Businesses have long known they can save time, travel, and money by training employees via satellite. Now churches are making the same connection.
The advent of the church teleconference is enabling congregations in a variety of sizes and locations to offer seminars with big-name speakers at a fraction of what it would cost their members and staffs to travel to major cities for such events.
St. John Mennonite Church in the rural northwestern Ohio community of Pandora, for example, is one of three area churches that will offer “Thrive! Becoming a Woman of Influence” from 9 a.m. to 5 p.m. Nov. 9 featuring evangelist Joyce Meyer, authors Kay Arthur and Becky Tirabassi, radio host Janet Parshall, vocalist Alicia Williamson, and Lisa Beamer, widow of Sept. 11 hero Todd Beamer.
The conference is being broadcast live from Trinity Chapel of God in Powder Springs, Ga., and also will be seen via satellite in this area at StoneBridge Church of God in Findlay and Stewart Road Church of God in Monroe.
“A lot of people see this as kind of the wave of the future,” said the Rev. Warren Davis, associate pastor of Stewart Road Church. “You don't have to fly somewhere to see six speakers that are pretty much leaders in the Christian community. You save on flights, hotel bills, and what not.”
Mr. Davis said his church bought equipment through a satellite network and then pointed its dish toward the Sky Angel satellite to pick up the program, which was purchased from Injoy, the conference organizer. Injoy charges each church a site-licensing fee and also sells tickets for the event and provides materials that can be sold at the site, such as books and tapes.

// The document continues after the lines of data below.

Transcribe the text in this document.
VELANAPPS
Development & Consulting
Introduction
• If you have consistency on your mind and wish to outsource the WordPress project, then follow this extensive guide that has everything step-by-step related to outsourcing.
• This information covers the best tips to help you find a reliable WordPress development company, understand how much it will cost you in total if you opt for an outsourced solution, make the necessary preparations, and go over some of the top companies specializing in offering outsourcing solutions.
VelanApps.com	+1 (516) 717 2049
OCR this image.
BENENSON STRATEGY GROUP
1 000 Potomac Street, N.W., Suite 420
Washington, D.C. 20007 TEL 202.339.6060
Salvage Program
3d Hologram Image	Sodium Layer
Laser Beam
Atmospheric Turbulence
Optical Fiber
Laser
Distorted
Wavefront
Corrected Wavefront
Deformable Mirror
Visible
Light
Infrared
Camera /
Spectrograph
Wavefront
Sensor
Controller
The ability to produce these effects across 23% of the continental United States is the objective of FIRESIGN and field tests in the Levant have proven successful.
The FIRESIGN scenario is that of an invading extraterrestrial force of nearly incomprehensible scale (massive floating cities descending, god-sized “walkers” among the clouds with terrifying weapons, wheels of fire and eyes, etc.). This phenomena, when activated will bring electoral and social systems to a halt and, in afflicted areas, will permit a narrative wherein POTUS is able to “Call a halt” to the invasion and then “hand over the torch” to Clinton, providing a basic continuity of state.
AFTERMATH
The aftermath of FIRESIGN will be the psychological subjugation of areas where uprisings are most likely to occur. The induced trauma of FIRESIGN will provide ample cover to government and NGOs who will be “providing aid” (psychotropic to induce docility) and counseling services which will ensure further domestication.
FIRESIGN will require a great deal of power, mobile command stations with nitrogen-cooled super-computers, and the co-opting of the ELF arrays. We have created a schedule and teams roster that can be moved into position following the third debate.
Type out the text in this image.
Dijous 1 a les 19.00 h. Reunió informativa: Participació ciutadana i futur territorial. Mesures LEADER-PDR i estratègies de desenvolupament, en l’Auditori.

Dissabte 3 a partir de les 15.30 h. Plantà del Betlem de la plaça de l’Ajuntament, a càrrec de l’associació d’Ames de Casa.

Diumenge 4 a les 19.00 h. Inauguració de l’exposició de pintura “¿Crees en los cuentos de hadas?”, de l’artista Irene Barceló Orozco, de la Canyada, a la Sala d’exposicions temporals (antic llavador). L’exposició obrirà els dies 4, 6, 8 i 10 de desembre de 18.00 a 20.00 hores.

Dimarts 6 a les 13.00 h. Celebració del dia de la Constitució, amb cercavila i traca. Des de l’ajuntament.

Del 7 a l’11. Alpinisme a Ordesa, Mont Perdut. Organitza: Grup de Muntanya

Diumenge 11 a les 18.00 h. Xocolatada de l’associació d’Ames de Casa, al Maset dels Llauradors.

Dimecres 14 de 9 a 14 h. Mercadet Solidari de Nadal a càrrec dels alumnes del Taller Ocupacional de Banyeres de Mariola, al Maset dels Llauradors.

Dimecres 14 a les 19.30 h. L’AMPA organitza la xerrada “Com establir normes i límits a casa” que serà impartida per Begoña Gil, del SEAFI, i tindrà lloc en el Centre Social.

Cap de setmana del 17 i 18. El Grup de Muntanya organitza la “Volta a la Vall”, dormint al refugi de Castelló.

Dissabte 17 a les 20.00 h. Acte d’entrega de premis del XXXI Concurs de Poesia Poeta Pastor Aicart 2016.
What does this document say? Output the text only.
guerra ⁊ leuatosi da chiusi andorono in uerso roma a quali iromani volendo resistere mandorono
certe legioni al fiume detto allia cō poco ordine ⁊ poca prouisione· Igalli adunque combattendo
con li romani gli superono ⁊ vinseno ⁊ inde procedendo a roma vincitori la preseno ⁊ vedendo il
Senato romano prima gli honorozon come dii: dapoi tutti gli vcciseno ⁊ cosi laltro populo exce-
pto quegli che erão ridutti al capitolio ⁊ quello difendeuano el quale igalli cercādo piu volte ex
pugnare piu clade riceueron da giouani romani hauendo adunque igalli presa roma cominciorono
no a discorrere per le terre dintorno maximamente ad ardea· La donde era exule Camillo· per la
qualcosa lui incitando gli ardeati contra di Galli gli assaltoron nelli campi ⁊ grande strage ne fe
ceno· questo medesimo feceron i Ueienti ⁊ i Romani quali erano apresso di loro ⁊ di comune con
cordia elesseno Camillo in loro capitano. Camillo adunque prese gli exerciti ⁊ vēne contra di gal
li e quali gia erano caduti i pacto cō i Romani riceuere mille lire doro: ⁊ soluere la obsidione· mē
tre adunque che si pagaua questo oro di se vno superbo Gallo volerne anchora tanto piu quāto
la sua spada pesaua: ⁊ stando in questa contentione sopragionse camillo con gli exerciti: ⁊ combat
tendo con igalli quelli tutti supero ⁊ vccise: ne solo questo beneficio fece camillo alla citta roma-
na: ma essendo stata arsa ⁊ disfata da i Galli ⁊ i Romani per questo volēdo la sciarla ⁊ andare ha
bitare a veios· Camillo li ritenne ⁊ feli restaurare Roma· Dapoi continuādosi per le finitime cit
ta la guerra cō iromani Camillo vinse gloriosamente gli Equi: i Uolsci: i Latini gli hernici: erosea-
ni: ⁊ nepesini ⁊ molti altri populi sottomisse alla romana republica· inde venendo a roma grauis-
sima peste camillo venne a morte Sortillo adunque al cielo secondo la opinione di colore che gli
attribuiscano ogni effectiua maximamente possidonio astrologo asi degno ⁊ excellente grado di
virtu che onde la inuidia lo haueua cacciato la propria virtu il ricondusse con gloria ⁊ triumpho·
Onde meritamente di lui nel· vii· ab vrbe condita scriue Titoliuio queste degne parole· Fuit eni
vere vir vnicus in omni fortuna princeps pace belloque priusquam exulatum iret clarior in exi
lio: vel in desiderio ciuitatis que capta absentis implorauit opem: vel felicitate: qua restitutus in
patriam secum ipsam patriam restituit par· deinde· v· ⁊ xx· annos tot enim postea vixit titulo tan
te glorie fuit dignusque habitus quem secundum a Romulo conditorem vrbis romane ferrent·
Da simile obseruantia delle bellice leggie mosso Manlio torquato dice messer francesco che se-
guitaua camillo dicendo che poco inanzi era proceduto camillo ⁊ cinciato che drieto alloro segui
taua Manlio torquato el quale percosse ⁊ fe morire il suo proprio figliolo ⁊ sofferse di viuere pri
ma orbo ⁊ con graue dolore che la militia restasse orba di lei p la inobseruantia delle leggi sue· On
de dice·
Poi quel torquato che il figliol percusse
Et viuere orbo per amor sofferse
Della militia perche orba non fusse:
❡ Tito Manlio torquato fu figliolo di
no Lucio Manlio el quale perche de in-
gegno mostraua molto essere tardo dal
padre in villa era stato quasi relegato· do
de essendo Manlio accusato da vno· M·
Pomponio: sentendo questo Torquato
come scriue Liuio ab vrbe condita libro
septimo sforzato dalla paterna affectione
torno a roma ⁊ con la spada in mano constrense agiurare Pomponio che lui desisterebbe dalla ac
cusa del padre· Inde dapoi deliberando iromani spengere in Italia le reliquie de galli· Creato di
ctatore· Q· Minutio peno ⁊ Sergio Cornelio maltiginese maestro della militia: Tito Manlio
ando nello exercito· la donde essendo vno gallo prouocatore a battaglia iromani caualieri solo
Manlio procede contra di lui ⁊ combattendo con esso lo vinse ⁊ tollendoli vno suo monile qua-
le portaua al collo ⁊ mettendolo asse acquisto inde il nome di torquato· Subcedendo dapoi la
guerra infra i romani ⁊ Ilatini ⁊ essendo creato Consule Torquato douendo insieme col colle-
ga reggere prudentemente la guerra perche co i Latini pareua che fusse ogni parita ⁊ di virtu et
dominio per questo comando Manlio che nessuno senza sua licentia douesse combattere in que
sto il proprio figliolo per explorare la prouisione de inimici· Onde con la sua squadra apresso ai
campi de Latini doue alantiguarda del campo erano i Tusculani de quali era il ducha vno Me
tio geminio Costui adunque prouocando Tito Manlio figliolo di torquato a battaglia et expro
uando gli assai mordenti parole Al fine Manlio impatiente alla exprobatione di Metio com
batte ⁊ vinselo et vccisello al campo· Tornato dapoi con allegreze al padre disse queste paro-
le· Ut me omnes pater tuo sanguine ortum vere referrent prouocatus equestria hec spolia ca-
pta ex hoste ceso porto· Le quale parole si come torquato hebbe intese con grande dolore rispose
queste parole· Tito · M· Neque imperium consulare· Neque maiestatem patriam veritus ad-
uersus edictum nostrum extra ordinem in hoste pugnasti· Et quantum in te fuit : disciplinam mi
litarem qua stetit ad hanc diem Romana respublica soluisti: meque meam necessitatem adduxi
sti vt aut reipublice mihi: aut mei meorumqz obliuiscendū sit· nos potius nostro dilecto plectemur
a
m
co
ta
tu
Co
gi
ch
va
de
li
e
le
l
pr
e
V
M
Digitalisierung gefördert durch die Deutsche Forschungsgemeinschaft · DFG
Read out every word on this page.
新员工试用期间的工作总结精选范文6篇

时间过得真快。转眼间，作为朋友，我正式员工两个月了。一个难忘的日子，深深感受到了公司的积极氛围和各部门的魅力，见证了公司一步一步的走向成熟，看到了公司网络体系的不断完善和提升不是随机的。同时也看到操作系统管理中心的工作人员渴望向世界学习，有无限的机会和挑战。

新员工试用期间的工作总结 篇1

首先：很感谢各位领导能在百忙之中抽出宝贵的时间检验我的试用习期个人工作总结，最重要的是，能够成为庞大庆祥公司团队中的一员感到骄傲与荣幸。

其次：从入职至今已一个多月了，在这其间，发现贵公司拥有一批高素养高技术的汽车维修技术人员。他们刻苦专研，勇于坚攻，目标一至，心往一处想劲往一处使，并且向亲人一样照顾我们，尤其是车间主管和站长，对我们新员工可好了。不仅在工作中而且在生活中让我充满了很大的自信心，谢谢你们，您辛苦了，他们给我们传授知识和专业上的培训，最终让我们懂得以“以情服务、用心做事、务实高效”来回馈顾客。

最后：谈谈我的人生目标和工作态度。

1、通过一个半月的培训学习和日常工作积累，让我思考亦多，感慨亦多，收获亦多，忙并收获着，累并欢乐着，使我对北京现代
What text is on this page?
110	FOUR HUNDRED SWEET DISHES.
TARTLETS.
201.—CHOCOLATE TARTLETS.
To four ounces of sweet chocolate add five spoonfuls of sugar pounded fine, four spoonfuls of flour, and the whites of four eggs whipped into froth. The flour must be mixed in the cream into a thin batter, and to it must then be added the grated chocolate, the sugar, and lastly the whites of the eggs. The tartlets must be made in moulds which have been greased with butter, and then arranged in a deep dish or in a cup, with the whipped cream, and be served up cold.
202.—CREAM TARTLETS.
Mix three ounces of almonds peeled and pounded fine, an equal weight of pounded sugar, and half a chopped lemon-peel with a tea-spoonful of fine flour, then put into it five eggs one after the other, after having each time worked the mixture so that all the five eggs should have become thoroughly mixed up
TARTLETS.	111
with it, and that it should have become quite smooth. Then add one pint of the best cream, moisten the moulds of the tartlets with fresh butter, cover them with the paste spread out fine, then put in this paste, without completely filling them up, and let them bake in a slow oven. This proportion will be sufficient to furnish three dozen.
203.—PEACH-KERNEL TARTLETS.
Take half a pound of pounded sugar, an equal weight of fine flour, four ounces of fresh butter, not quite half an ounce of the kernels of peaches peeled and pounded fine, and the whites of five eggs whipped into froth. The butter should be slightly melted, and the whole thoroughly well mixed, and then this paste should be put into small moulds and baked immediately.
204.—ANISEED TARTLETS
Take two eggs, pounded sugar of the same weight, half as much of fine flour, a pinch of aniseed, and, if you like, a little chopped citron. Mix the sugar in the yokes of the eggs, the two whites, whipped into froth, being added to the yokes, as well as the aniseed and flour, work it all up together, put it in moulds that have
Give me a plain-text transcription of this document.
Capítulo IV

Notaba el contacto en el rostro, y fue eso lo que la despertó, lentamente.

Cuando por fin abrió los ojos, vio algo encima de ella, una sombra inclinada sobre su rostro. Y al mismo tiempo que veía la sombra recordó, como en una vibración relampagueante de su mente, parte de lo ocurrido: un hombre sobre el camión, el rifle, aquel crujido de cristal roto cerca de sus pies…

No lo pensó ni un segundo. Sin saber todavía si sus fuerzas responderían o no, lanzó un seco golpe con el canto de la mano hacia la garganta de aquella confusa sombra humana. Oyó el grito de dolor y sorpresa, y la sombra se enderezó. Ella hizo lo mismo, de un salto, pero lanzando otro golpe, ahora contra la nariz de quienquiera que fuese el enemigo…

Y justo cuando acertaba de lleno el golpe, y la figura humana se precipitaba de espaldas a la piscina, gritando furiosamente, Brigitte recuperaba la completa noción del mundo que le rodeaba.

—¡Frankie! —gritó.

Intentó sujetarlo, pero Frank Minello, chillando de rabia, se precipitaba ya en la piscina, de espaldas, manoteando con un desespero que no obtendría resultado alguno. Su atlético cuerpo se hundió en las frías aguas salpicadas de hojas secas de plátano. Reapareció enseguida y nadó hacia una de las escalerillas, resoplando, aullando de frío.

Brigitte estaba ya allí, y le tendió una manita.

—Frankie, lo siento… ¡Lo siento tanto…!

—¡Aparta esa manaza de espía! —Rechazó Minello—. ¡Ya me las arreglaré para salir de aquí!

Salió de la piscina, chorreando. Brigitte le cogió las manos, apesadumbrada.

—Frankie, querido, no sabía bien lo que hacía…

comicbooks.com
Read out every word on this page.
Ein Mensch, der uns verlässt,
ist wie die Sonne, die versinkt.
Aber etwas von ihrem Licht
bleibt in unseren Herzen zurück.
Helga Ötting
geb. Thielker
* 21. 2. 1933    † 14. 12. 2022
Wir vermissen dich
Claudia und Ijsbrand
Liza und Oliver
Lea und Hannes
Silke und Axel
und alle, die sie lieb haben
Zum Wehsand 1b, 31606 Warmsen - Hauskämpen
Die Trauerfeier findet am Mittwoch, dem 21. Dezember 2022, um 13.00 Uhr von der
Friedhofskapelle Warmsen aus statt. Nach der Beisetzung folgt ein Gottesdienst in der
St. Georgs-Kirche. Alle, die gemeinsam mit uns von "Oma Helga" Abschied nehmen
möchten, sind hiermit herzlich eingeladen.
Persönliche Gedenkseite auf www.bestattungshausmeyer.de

Some churches, like St. John's in Pandora, will provide a lunch and refreshments for the conference, while others invite participants to have lunch at a local restaurant.
Expenses for churches that serve as host sites for such conferences vary with the conference provider. Church Communication Network, based in Mountain View, Calif., for example, offers churches 30 programs a year for about $99 a month. Equipment is extra. Injoy charges a licensing fee to churches, which then sell tickets for the conference. The cost of tickets for the Thrive! conferences ranges from $39 to $69. Churches using Injoy also must buy their own equipment and subscribe to a satellite service.
The conferences can be shown to small groups on TV sets, but many churches broadcast them on video screens that are already in place for contemporary worship services.
New Creation Lutheran Church in Ottawa, Ohio, got interested in serving as a teleconference site when the Rev. Ken Pollitz, pastor, received a mailing about a women's ministry conference.
“A lot of times you have to go somewhere to a city or urban area with a stadium or arena and here it was available via satellite.”
Mr. Pollitz said he likes the quality and variety of the CCN seminars. The network has some seminars designed for pastors, church staff members, and lay leaders and others for congregation and community members. Presenters include such luminaries as Lee Strobel, George Barna, and H.B. London.
On Friday from 9:30 to 11 p.m., New Creation will offer the CCN satellite conference, “Marriage and Ministry: Surviving as a Kingdom Couple,” with Steve and Valerie Bell and Ginger Kolbaba.
Besides the conference hookup, CCN also provides publicity materials and seminar outlines that can be duplicated and distributed. And, it offers the added feature of allowing participants to ask questions of the speakers via fax, phone, or e-mail.
Churches can choose to offer the seminars free of charge to participants or they can charge for tickets and keep the money.
Bill Dallas, president of CCN, said the service is not intended to replace conferences. “We don't recommend that people don't attend conferences, but the value in this is allowing churches to supplement their training. Most churches and staffs can only get to one or two conferences a year because of time, travel, and money issues. Our service is able to get many conferences brought to you a year.”
The company grew out of video production work that was being done for some of California's Silcon Valley corporations, Mr. Dallas said. “They would come into the studio and would train their people in branch offices around the country. It dawned on us you could take the same platform satellite and use that to train churches.”
To assess the needs of churches for such services, the company started a series of focus groups in 1998, and from that produced several pilot broadcasts before CCN was born.
Mr. Dallas said the business has taken off in the last year. “It's really picked up because I think the word's out there more about satellite training.”
He said reluctance to travel in the wake of Sept. 11 also has been a factor. “Our strongest quarter was October, November, and December of 2001. I would say that's because of travel.”